By: Rev. Sylvanus Amaobi

HOMILY THEME: let us rejoice and be glad in it.

(1st Reading, Is. 55:6-9; 2nd Reading, Phil. 1:20-24,27; Gospel, Matt. 20:1-16)

Dear brothers and sisters, “This is the day the Lord has made; let us rejoice and be glad in it” (Psalm 118:24).

In the Gospel of today, Jesus Christ told a parable of a landowner who went out at different hours to hire laborers for his vineyard. Some he hired about nine o’clock and agreed on a usual daily wage, others at noon, while some others around three o’clock, promising to give them what is just. Finally, around five o’clock, he hired the final set of laborers. The implication is that those hired earlier did more work and suffered the scorching effects of the sun more than those hired later in the evening. But when it was time for the landowner to pay the laborers, beginning with the last and ending with the first, each received the usual daily wage.

But, this did not go well with the laborers who were hired earlier. Thus, they grumbled against the landowner, complaining that those last laborers worked only for one hour. What the landowner did surprised everyone, even those of us today listening to the Gospel message. Several questions come to mind. Was the landowner just? Was he fair to those who started work earlier? Did he cheat those who started earlier than others? Was his action logical and reasonable? What message did Jesus intend by this parable? We might contend that Christ’s story is against practical human reasoning and dealings. But in the first reading, the Lord already said, “For my thoughts are not your thoughts, nor are your ways my ways” (Is. 55:8).


There is no doubt that the landowner stipulated what he was going to pay to the laborers. He made it clear that it would be the usual daily wage. Let us assume this is the limit beyond which nothing can be given or added. To the extent that he made it clear what he would pay and paid the same, he can never be said to be unfair or unjust. To that extent, too, he was reasonable and logical. Let us also understand that those laborers who were hired later did not just decide to be lazy and refuse to work. When the landowner asked them, “Why do you stand here idle all day?” They answered, “Because no one has hired us.” This answer changes the trajectory of the whole discussion.

Jesus Christ told this parable to teach us so many things regarding the kingdom of heaven. The Kingdom of God is not a merit-oriented place. It is a gratuitous gift of God. The kingdom of God is the ultimate reward to be given to those who labor in the vineyard of the Lord. There is nothing greater than it. It did not really matter when one started. What matters is being rewarded with the ultimate gift, heaven, which is the final wage given to those who labor for the Lord. Some have the privilege of starting earlier in life to know God, love God, and work for God, while others, like St Augustine, would lament, “Of late have I loved (known) you, beauty so old and so new, late have I loved (known) you.” We should not forget that there are those who found themselves in this situation, who were not brought to the knowledge of the Lord through no fault of theirs. Like the laborers in the parable, no one hired them even though they were ready to be hired.

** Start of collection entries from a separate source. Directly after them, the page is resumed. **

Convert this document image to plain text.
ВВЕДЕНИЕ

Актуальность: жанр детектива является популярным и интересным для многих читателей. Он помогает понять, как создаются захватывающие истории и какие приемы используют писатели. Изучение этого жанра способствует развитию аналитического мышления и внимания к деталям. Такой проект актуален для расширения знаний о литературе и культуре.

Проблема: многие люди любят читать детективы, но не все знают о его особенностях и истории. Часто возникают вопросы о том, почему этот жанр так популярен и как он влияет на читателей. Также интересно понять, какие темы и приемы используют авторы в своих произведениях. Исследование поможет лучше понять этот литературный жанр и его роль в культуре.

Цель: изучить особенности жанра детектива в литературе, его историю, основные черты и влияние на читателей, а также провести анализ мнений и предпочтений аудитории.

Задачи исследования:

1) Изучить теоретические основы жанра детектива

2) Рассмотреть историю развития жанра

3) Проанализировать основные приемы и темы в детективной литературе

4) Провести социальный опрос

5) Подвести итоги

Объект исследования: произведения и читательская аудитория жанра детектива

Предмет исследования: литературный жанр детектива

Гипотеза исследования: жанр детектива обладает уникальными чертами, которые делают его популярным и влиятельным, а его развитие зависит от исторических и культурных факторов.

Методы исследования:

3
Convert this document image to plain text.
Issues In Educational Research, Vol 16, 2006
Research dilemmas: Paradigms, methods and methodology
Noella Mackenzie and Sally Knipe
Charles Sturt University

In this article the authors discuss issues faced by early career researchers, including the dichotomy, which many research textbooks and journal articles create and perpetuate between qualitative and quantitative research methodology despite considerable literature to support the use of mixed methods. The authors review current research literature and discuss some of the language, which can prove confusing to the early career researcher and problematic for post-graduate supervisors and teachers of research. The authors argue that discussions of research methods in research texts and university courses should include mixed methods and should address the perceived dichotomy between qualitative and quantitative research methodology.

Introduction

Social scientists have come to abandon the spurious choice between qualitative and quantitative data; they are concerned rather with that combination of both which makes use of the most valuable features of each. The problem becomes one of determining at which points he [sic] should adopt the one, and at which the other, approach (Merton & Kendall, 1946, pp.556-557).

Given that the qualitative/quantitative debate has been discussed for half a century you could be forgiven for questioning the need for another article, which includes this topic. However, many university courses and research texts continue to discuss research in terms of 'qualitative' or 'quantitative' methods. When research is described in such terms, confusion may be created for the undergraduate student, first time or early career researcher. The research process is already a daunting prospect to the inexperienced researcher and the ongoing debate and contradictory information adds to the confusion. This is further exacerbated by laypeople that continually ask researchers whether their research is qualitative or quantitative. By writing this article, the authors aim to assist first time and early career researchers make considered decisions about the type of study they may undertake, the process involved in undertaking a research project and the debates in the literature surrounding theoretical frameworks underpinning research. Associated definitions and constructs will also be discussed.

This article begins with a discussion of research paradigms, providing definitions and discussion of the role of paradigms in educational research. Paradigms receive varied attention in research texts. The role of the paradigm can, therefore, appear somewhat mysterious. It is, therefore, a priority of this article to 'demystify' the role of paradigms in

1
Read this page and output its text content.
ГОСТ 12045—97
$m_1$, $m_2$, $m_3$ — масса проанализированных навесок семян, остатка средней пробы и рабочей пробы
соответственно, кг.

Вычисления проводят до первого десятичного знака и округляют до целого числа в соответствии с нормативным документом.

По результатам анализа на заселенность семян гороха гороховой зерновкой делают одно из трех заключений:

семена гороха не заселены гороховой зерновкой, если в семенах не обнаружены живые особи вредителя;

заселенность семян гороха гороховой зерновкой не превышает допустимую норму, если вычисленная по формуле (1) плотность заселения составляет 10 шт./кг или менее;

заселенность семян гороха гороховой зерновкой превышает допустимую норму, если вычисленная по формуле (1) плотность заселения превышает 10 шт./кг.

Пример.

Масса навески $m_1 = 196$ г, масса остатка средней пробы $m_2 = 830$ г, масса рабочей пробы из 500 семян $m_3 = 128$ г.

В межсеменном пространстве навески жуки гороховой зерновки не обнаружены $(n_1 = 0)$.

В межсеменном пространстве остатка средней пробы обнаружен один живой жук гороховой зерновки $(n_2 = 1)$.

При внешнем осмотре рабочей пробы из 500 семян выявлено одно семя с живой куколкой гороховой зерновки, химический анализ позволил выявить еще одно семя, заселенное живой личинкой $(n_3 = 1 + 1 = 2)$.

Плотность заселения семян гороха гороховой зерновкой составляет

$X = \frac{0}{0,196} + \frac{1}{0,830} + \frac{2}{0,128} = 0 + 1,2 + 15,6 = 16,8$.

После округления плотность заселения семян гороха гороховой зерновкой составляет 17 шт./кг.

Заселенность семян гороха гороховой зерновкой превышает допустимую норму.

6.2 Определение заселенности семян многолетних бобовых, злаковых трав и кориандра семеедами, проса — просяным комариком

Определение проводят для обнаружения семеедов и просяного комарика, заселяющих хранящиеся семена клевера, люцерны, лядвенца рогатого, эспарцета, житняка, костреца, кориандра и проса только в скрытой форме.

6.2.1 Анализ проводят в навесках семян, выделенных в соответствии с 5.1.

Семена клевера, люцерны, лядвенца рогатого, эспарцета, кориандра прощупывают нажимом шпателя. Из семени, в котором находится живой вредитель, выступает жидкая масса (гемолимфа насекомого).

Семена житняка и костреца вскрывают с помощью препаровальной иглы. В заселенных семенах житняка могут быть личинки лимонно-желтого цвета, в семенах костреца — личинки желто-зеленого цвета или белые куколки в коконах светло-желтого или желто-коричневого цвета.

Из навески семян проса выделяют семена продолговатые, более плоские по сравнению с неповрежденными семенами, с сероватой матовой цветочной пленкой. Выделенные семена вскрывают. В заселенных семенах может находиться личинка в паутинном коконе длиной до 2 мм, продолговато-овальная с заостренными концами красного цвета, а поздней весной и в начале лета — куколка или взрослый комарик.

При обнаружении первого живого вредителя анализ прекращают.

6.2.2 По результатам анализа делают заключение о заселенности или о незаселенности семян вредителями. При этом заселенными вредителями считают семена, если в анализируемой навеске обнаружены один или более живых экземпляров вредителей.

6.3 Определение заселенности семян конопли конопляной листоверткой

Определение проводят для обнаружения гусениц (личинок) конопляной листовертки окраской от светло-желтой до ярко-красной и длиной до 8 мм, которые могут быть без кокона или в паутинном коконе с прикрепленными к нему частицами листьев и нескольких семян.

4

We should rejoice and be happy if, one day, even those who did wrong during their whole life receive from God the gift of repentance and salvation. We should not grumble but be thankful to God for His generosity of salvation. Indeed, no one has the right to feel that they are “veterans” because they were converted to Christ before others. Let us seek Him now that He may be found and call upon Him while he is near.

Always remember that Jesus loves you!